I have now been on Prilosec (20mg a day) for about three years. I have learned, through trial and error, that I cannot eat onions, tomatoes, spicy foods in general, citrus fruits, chocolate, coffee, tea or cola drinks. I can eat meat, again, and have been able to maintain a well-balanced diet, all of this , of course, in spite of the fact I can no longer have PIZZA! My friends have learned what foods I can and cannot eat and cook accordingly. Going out to a restaurant is no longer a real problem since I can generally find something on the menu which is not a Gerd trigger or filled with lactose. 
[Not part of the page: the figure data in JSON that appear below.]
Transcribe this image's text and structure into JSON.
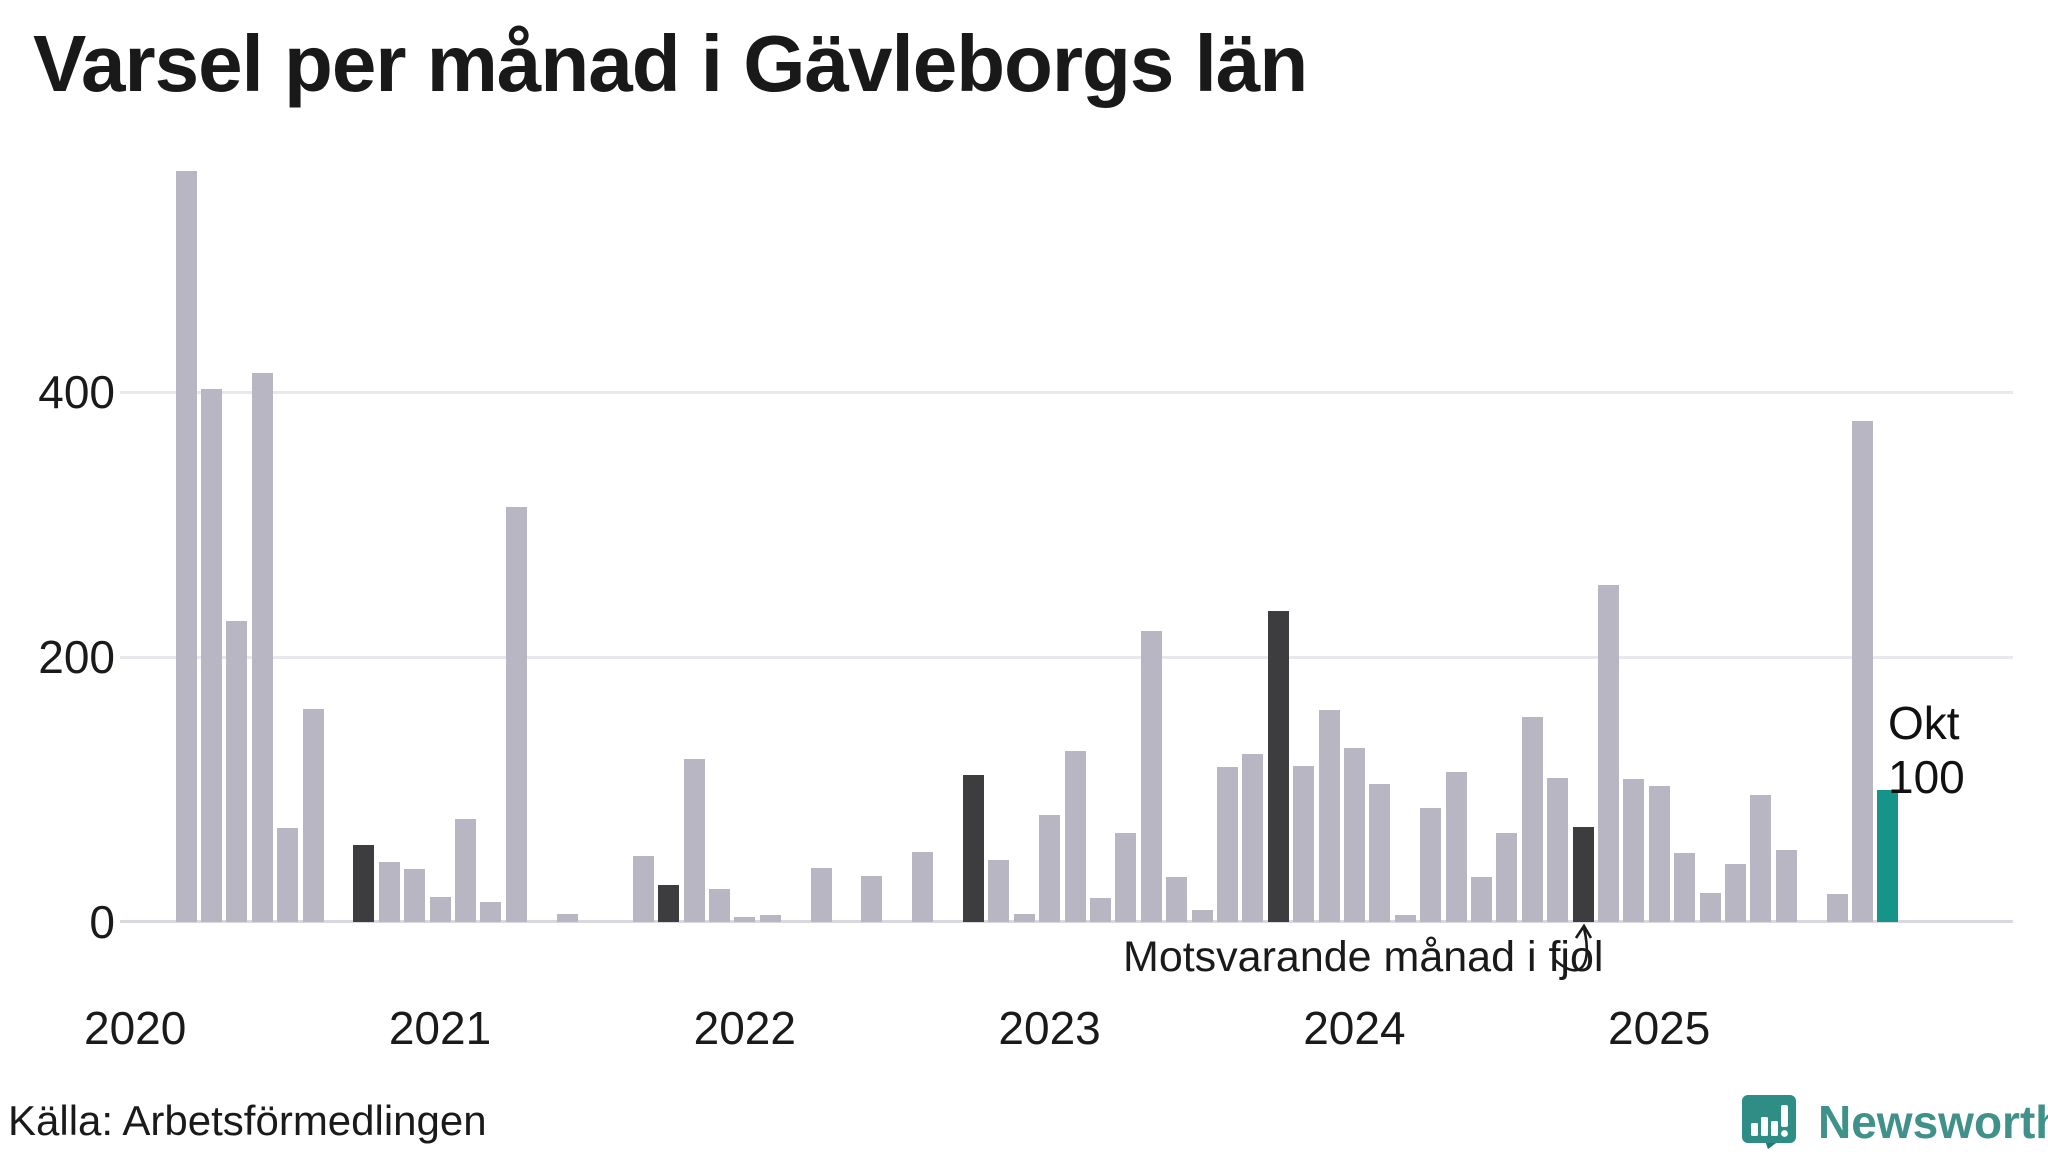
{
  "header": {
    "title": "Varsel per månad i Gävleborgs län"
  },
  "axes": {
    "y_ticks": [
      0,
      200,
      400
    ],
    "years": [
      "2020",
      "2021",
      "2022",
      "2023",
      "2024",
      "2025"
    ]
  },
  "annotation": {
    "text": "Motsvarande månad i fjol",
    "points_to": "2024-10"
  },
  "current_month_label": {
    "line1": "Okt",
    "line2": "100"
  },
  "footer": {
    "source": "Källa: Arbetsförmedlingen",
    "logo_text": "Newsworthy"
  },
  "colors": {
    "bar_normal": "#b9b6c3",
    "bar_same_month_last_year": "#3d3c3e",
    "bar_current": "#17948a",
    "gridline": "#e9e8ee",
    "baseline": "#d9d8e0",
    "text": "#1a1a1a",
    "logo_teal": "#3f918a",
    "logo_icon_teal": "#2e8d85"
  },
  "chart_data": {
    "type": "bar",
    "title": "Varsel per månad i Gävleborgs län",
    "xlabel": "",
    "ylabel": "",
    "ylim": [
      0,
      590
    ],
    "y_ticks": [
      0,
      200,
      400
    ],
    "grid": "horizontal",
    "legend_position": "none",
    "categories_note": "monthly values Mar 2020 - Okt 2025; dark bars = same calendar month (October) in previous years; teal bar = current month",
    "months": [
      {
        "ym": "2020-03",
        "label": "Mar 2020",
        "value": 567,
        "type": "normal"
      },
      {
        "ym": "2020-04",
        "label": "Apr 2020",
        "value": 402,
        "type": "normal"
      },
      {
        "ym": "2020-05",
        "label": "Maj 2020",
        "value": 227,
        "type": "normal"
      },
      {
        "ym": "2020-06",
        "label": "Jun 2020",
        "value": 414,
        "type": "normal"
      },
      {
        "ym": "2020-07",
        "label": "Jul 2020",
        "value": 71,
        "type": "normal"
      },
      {
        "ym": "2020-08",
        "label": "Aug 2020",
        "value": 161,
        "type": "normal"
      },
      {
        "ym": "2020-09",
        "label": "Sep 2020",
        "value": 0,
        "type": "normal"
      },
      {
        "ym": "2020-10",
        "label": "Okt 2020",
        "value": 58,
        "type": "same-month-last-year"
      },
      {
        "ym": "2020-11",
        "label": "Nov 2020",
        "value": 45,
        "type": "normal"
      },
      {
        "ym": "2020-12",
        "label": "Dec 2020",
        "value": 40,
        "type": "normal"
      },
      {
        "ym": "2021-01",
        "label": "Jan 2021",
        "value": 19,
        "type": "normal"
      },
      {
        "ym": "2021-02",
        "label": "Feb 2021",
        "value": 78,
        "type": "normal"
      },
      {
        "ym": "2021-03",
        "label": "Mar 2021",
        "value": 15,
        "type": "normal"
      },
      {
        "ym": "2021-04",
        "label": "Apr 2021",
        "value": 313,
        "type": "normal"
      },
      {
        "ym": "2021-05",
        "label": "Maj 2021",
        "value": 0,
        "type": "normal"
      },
      {
        "ym": "2021-06",
        "label": "Jun 2021",
        "value": 6,
        "type": "normal"
      },
      {
        "ym": "2021-07",
        "label": "Jul 2021",
        "value": 0,
        "type": "normal"
      },
      {
        "ym": "2021-08",
        "label": "Aug 2021",
        "value": 0,
        "type": "normal"
      },
      {
        "ym": "2021-09",
        "label": "Sep 2021",
        "value": 50,
        "type": "normal"
      },
      {
        "ym": "2021-10",
        "label": "Okt 2021",
        "value": 28,
        "type": "same-month-last-year"
      },
      {
        "ym": "2021-11",
        "label": "Nov 2021",
        "value": 123,
        "type": "normal"
      },
      {
        "ym": "2021-12",
        "label": "Dec 2021",
        "value": 25,
        "type": "normal"
      },
      {
        "ym": "2022-01",
        "label": "Jan 2022",
        "value": 4,
        "type": "normal"
      },
      {
        "ym": "2022-02",
        "label": "Feb 2022",
        "value": 5,
        "type": "normal"
      },
      {
        "ym": "2022-03",
        "label": "Mar 2022",
        "value": 0,
        "type": "normal"
      },
      {
        "ym": "2022-04",
        "label": "Apr 2022",
        "value": 41,
        "type": "normal"
      },
      {
        "ym": "2022-05",
        "label": "Maj 2022",
        "value": 0,
        "type": "normal"
      },
      {
        "ym": "2022-06",
        "label": "Jun 2022",
        "value": 35,
        "type": "normal"
      },
      {
        "ym": "2022-07",
        "label": "Jul 2022",
        "value": 0,
        "type": "normal"
      },
      {
        "ym": "2022-08",
        "label": "Aug 2022",
        "value": 53,
        "type": "normal"
      },
      {
        "ym": "2022-09",
        "label": "Sep 2022",
        "value": 0,
        "type": "normal"
      },
      {
        "ym": "2022-10",
        "label": "Okt 2022",
        "value": 111,
        "type": "same-month-last-year"
      },
      {
        "ym": "2022-11",
        "label": "Nov 2022",
        "value": 47,
        "type": "normal"
      },
      {
        "ym": "2022-12",
        "label": "Dec 2022",
        "value": 6,
        "type": "normal"
      },
      {
        "ym": "2023-01",
        "label": "Jan 2023",
        "value": 81,
        "type": "normal"
      },
      {
        "ym": "2023-02",
        "label": "Feb 2023",
        "value": 129,
        "type": "normal"
      },
      {
        "ym": "2023-03",
        "label": "Mar 2023",
        "value": 18,
        "type": "normal"
      },
      {
        "ym": "2023-04",
        "label": "Apr 2023",
        "value": 67,
        "type": "normal"
      },
      {
        "ym": "2023-05",
        "label": "Maj 2023",
        "value": 220,
        "type": "normal"
      },
      {
        "ym": "2023-06",
        "label": "Jun 2023",
        "value": 34,
        "type": "normal"
      },
      {
        "ym": "2023-07",
        "label": "Jul 2023",
        "value": 9,
        "type": "normal"
      },
      {
        "ym": "2023-08",
        "label": "Aug 2023",
        "value": 117,
        "type": "normal"
      },
      {
        "ym": "2023-09",
        "label": "Sep 2023",
        "value": 127,
        "type": "normal"
      },
      {
        "ym": "2023-10",
        "label": "Okt 2023",
        "value": 235,
        "type": "same-month-last-year"
      },
      {
        "ym": "2023-11",
        "label": "Nov 2023",
        "value": 118,
        "type": "normal"
      },
      {
        "ym": "2023-12",
        "label": "Dec 2023",
        "value": 160,
        "type": "normal"
      },
      {
        "ym": "2024-01",
        "label": "Jan 2024",
        "value": 131,
        "type": "normal"
      },
      {
        "ym": "2024-02",
        "label": "Feb 2024",
        "value": 104,
        "type": "normal"
      },
      {
        "ym": "2024-03",
        "label": "Mar 2024",
        "value": 5,
        "type": "normal"
      },
      {
        "ym": "2024-04",
        "label": "Apr 2024",
        "value": 86,
        "type": "normal"
      },
      {
        "ym": "2024-05",
        "label": "Maj 2024",
        "value": 113,
        "type": "normal"
      },
      {
        "ym": "2024-06",
        "label": "Jun 2024",
        "value": 34,
        "type": "normal"
      },
      {
        "ym": "2024-07",
        "label": "Jul 2024",
        "value": 67,
        "type": "normal"
      },
      {
        "ym": "2024-08",
        "label": "Aug 2024",
        "value": 155,
        "type": "normal"
      },
      {
        "ym": "2024-09",
        "label": "Sep 2024",
        "value": 109,
        "type": "normal"
      },
      {
        "ym": "2024-10",
        "label": "Okt 2024",
        "value": 72,
        "type": "same-month-last-year"
      },
      {
        "ym": "2024-11",
        "label": "Nov 2024",
        "value": 254,
        "type": "normal"
      },
      {
        "ym": "2024-12",
        "label": "Dec 2024",
        "value": 108,
        "type": "normal"
      },
      {
        "ym": "2025-01",
        "label": "Jan 2025",
        "value": 103,
        "type": "normal"
      },
      {
        "ym": "2025-02",
        "label": "Feb 2025",
        "value": 52,
        "type": "normal"
      },
      {
        "ym": "2025-03",
        "label": "Mar 2025",
        "value": 22,
        "type": "normal"
      },
      {
        "ym": "2025-04",
        "label": "Apr 2025",
        "value": 44,
        "type": "normal"
      },
      {
        "ym": "2025-05",
        "label": "Maj 2025",
        "value": 96,
        "type": "normal"
      },
      {
        "ym": "2025-06",
        "label": "Jun 2025",
        "value": 54,
        "type": "normal"
      },
      {
        "ym": "2025-07",
        "label": "Jul 2025",
        "value": 0,
        "type": "normal"
      },
      {
        "ym": "2025-08",
        "label": "Aug 2025",
        "value": 21,
        "type": "normal"
      },
      {
        "ym": "2025-09",
        "label": "Sep 2025",
        "value": 378,
        "type": "normal"
      },
      {
        "ym": "2025-10",
        "label": "Okt 2025",
        "value": 100,
        "type": "current-month"
      }
    ]
  }
}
(12-29-00) I can now eat pizza if my wife makes it using hamburger and without spices. I sprinkle a little Food Tamer on the sauce to neutralize the acid. I have also learned that I can have some ketchup if I use the Food Tamer. Most important, I can now eat chocolate. :)

I am grateful that I am able to have a good quality of life in spite of Gastro-esophageal-reflux disease and lactose intolerance. Many who I talk with, in the chat rooms, are not as fortunate.

It is my hope that Heartburn-help.com will help others to become educated about how to live and deal with heartburn and Gerd and will serve as a gathering place for all who need support.